Presentations and the Word Problem

What a presentation is

You already know groups from Volume I as sets with an operation. Geometric group theory begins with a different gesture: hand someone an alphabet of generators and a list of relations, and ask what group those rules force. The data ⟨S | R⟩ is a group presentation. Formally it names the quotient F(S)/N, where F(S) is the free group on S and N is the normal closure of R — the smallest normal subgroup containing every relator. Everything that is true in the group is exactly what you can derive from the relators; nothing else is imposed.

Familiar groups as presentations:

  Z/nZ      = < a | a^n >
  Z x Z     = < a, b | a b a^-1 b^-1 >        (one commutator relator => abelian)
  D_n       = < r, s | r^n, s^2, s r s r >     (dihedral, order 2n)
  S_3       = < a, b | a^3, b^2, b a b a >     (same shape, n = 3)
  Z         = < a | >                          (no relators => free of rank 1)
  F_2       = < a, b | >                        (free of rank 2: NO relations)

Reading the Z x Z relator: a b a^-1 b^-1 = 1 says ab = ba.
A relator w means 'the word w equals the identity'.

A relator is a word set equal to 1; the relation r^n means a^n = e.

When are two words equal?

Here is the central difficulty.
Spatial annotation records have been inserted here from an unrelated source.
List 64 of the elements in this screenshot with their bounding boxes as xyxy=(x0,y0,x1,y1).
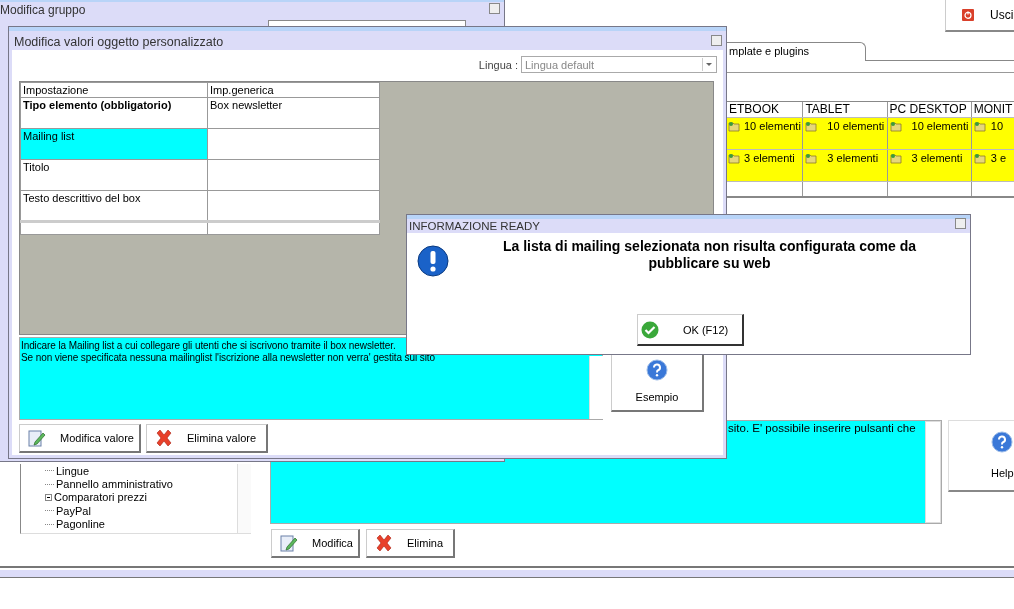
column-header: PC DESKTOP xyxy=(887,102,972,117)
window-title: Modifica valori oggetto personalizzato xyxy=(14,35,224,49)
pencil-icon xyxy=(28,429,46,447)
help-button[interactable]: Help xyxy=(948,420,1014,492)
table-cell[interactable]: Testo descrittivo del box xyxy=(20,190,208,222)
dialog-message: La lista di mailing selezionata non risulta configurata come da pubblicare su web xyxy=(501,238,918,272)
close-button[interactable] xyxy=(955,218,966,229)
table-cell: 10 elementi xyxy=(911,120,969,132)
table-cell: 10 elementi xyxy=(744,120,801,132)
column-header: TABLET xyxy=(803,102,888,117)
tree-item[interactable]: Comparatori prezzi xyxy=(54,491,147,504)
folder-icon xyxy=(973,121,986,132)
language-label: Lingua : xyxy=(478,58,518,71)
delete-button[interactable]: Elimina xyxy=(366,529,455,558)
edit-button[interactable]: Modifica xyxy=(271,529,360,558)
description-text: sito. E' possibile inserire pulsanti che xyxy=(728,422,916,434)
delete-icon xyxy=(375,534,393,552)
help-icon xyxy=(646,359,668,381)
table-cell: 3 elementi xyxy=(744,152,795,164)
language-dropdown[interactable]: Lingua default xyxy=(521,56,717,73)
table-cell[interactable] xyxy=(207,128,380,160)
table-cell: 3 elementi xyxy=(827,152,879,164)
column-header: Imp.generica xyxy=(207,82,380,98)
dialog-title: INFORMAZIONE READY xyxy=(409,220,540,232)
scrollbar[interactable] xyxy=(925,421,941,523)
exclamation-icon xyxy=(417,245,449,277)
window-title: Modifica gruppo xyxy=(0,3,86,17)
scrollbar[interactable] xyxy=(589,356,603,419)
table-cell: 10 xyxy=(990,120,1004,132)
folder-icon xyxy=(728,153,740,164)
folder-icon xyxy=(805,153,818,164)
scrollbar[interactable] xyxy=(237,464,251,533)
expand-icon[interactable] xyxy=(45,493,52,501)
folder-icon xyxy=(728,121,740,132)
table-cell[interactable]: Titolo xyxy=(20,159,208,191)
tree-item[interactable]: Lingue xyxy=(56,464,90,477)
column-header: Impostazione xyxy=(20,82,208,98)
pencil-icon xyxy=(280,534,298,552)
power-icon xyxy=(962,8,974,21)
help-icon xyxy=(991,431,1013,453)
ok-button[interactable]: OK (F12) xyxy=(637,314,744,346)
delete-icon xyxy=(155,429,173,447)
tree-item[interactable]: PayPal xyxy=(56,504,91,517)
table-cell[interactable] xyxy=(207,159,380,191)
table-cell: 10 elementi xyxy=(827,120,885,132)
table-cell[interactable]: Mailing list xyxy=(20,128,208,160)
folder-icon xyxy=(805,121,818,132)
column-header: MONIT xyxy=(971,102,1014,117)
tree-item[interactable]: Pannello amministrativo xyxy=(56,478,173,491)
close-button[interactable] xyxy=(489,3,500,14)
delete-button[interactable]: Elimina valore xyxy=(146,424,268,453)
example-button[interactable]: Esempio xyxy=(611,352,704,412)
folder-icon xyxy=(973,153,986,164)
table-cell: 3 e xyxy=(990,152,1007,164)
folder-icon xyxy=(889,121,902,132)
edit-button[interactable]: Modifica valore xyxy=(19,424,141,453)
checkmark-icon xyxy=(641,320,659,339)
tree-item[interactable]: Pagonline xyxy=(56,518,105,531)
folder-icon xyxy=(889,153,902,164)
table-cell: 3 elementi xyxy=(911,152,963,164)
exit-button[interactable]: Usci xyxy=(945,0,1014,32)
table-cell[interactable]: Box newsletter xyxy=(207,97,380,129)
table-cell[interactable]: Tipo elemento (obbligatorio) xyxy=(20,97,208,129)
close-button[interactable] xyxy=(711,35,722,46)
A word in the generators is just a string like a b a⁻¹ b a. Two strings represent the same group element iff one can be turned into the other by inserting/deleting trivial pieces s s⁻¹ and by inserting/deleting relators. The word problem asks: given a word w, is w = 1 in the group? Equivalently, given w and v, is w = v? This is a decision problem, and you must take it seriously — there is no automatic procedure handed to you by the symbols.
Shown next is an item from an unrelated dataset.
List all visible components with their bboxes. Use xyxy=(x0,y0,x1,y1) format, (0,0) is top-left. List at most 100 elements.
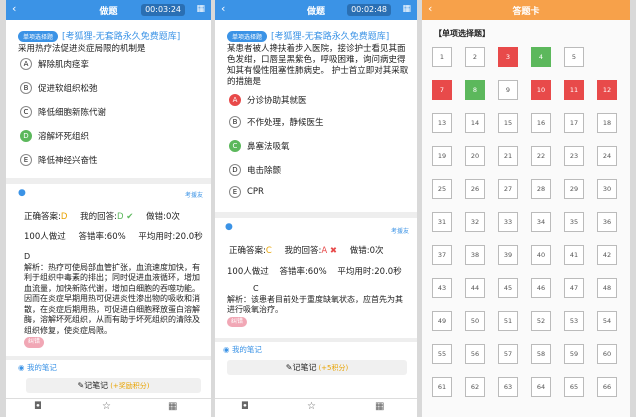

Proving a b = b a in Z x Z = < a, b | aba^-1 b^-1 >:

  start:    a b
  insert the relator (= 1) on the right:
            a b . (b^-1 a^-1 b a)        <- this inserted word is a conjugate of the relator, = 1
            = a (b b^-1) a^-1 b a
            = a a^-1 b a
            = b a                          done.

Every equality in a finitely presented group is, in principle,
such a finite chain of relator-insertions and free cancellations.
The trouble: there is no a-priori bound on how LONG the chain must be.

A derivation is a finite sequence of relator insertions and free cancellations — but its length is uncontrolled.

Why it can be undecidable

The honest, sobering fact: there is a finitely presented group whose word problem is algorithmically unsolvable (Novikov 1955, Boone 1958). No program can take a word in that group and always correctly decide whether it equals 1. This is not a gap in our cleverness; it is a theorem, built by encoding a Turing machine inside group relations. So the geometric program is not a luxury — for general groups, there is no symbolic shortcut, and the only handle is *shape*.